Here’s one way, in which we’ve cut the lower triangle in half with a horizontal line:
The angle theta/2 has to have tangent 5.5/22 feet, so it is about 14 degrees. Therefore, angle MIA is about 42 degrees, and so leg MA is 22 feet times the tangent of 42 degrees, or about 19.8 feet. Therefore, the gold section BA is 19.8 – 5.5 = 14.3 feet, which we will round to 15 feet for ease of calculation (and because our eyeballing and measuring was very approximate, and the architect was more likely to use round numbers of feet for key measurements of the building).
So the front section of the tower is roughly 9×15=135 feet tall, and we can directly measure how wide it is at the base. I got that it’s about 7 feet wide, but you should make your own measurement.

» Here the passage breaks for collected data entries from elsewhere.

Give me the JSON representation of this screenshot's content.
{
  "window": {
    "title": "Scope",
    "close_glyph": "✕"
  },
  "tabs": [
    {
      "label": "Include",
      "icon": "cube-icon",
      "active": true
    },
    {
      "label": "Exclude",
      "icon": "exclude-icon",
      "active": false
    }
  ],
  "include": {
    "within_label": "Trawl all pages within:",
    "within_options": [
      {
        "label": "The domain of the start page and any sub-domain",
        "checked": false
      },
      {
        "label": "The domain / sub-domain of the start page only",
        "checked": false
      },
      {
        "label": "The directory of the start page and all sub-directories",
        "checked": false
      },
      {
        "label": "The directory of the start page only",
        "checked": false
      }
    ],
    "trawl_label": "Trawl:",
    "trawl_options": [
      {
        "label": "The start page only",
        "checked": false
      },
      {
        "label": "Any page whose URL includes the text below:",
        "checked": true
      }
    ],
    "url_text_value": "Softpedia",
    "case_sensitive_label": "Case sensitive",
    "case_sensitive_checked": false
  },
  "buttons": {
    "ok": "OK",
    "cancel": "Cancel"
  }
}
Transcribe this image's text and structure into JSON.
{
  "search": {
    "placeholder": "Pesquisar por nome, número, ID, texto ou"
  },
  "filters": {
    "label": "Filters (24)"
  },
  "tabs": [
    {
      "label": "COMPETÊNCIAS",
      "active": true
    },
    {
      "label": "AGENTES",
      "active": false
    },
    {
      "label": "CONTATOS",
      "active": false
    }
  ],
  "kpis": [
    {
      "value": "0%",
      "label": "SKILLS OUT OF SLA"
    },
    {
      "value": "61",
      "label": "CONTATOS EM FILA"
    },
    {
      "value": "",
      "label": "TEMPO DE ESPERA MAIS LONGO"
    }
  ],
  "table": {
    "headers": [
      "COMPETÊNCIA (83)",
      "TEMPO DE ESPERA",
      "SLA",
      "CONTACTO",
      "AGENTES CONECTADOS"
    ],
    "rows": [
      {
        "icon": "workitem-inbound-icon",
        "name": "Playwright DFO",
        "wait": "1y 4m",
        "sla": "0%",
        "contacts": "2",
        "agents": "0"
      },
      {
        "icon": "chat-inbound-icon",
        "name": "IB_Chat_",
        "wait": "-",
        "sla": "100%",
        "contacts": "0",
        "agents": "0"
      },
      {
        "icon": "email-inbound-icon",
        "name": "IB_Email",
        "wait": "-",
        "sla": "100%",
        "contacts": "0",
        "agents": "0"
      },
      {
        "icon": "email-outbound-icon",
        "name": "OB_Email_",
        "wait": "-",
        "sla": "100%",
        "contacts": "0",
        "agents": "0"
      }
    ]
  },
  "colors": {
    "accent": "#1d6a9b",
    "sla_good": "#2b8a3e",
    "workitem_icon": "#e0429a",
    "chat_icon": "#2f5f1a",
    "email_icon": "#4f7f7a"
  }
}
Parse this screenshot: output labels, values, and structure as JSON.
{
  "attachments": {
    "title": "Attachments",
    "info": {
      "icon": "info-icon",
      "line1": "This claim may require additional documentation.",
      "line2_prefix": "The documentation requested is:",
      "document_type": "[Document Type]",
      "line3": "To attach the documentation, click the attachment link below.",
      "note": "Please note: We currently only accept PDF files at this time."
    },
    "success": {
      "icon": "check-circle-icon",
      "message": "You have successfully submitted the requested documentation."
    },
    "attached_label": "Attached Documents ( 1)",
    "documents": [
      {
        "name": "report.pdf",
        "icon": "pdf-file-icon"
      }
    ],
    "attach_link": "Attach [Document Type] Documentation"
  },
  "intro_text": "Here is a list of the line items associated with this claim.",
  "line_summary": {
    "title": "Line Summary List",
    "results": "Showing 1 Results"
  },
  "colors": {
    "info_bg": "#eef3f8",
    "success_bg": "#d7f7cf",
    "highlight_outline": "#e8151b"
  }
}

Now, what about that eagle? We’ll just guess that it’s the same height as one vertical section of the tower; that shouldn’t be too far off. So we’re modeling the front of the eagle as another 15 foot by 7 foot rectangle, and the wings as 15 feet high. So all that remains is the length of the wings, which is the horizontal dimension of the two sides of the tower.
But look closely at the sides of the tower. You will see a faint rectangular grid, with that horizontal dimension three and a half boxes wide. Moreover, two of the boxes side by side appear to form a square! It’s like the builders wrapped the building in graph paper to help us. Therefore, the horizontal dimension we want is 3.5/2 times the height of one vertical section, or about 27 feet.
Adding up all of the sections of gold, there are 135×7 + 15×7 + 15×27 + 15×27 = 1,860 square feet of gold leaf on the building.
How much gold does it take to make 1,860 square feet of gold leaf? Searching the internet, we can find one resource that tells us that 1000 “leaves” of gold cover 79 square feetĀ and weigh up to 23 grams. Dividing, the 1,860 square feet we need to cover would need 1,860/79 or about 23.5 groups of 1,000 leaves, which would therefore weigh 23.5×23, or about 542 grams.
How much is that much gold worth, if it were crumpled up into one big nugget? To get that answer, we have to convert 542 grams into the unit that gold is bought and sold in: the troy ounce. A troy ounce consists of 31.1 grams, so the gold we’d need to cover the Tower Building would weigh 542/31.1, or approximately 17.43 troy ounces.
To finish off, as of the time of this writing gold has been trading in a range around $1,300 per troy ounce for the past year. Therefore, the raw value of the gold on the Tower building is about 17.43×1,300, or $23,000. Is that more or less than you guessed? If it’s less, then it’s probably because gold leaf is so incredibly thin. By comparison, enough household aluminum foil to cover the Tower Building would weigh about 6,700 grams, or over twelve times as much. Combining that with the fact that gold is over seven times more dense than aluminum tells us that gold leaf is almost 100 times thinner than aluminum foil — yet it’s strong enough to last centuries on the outside of buildings!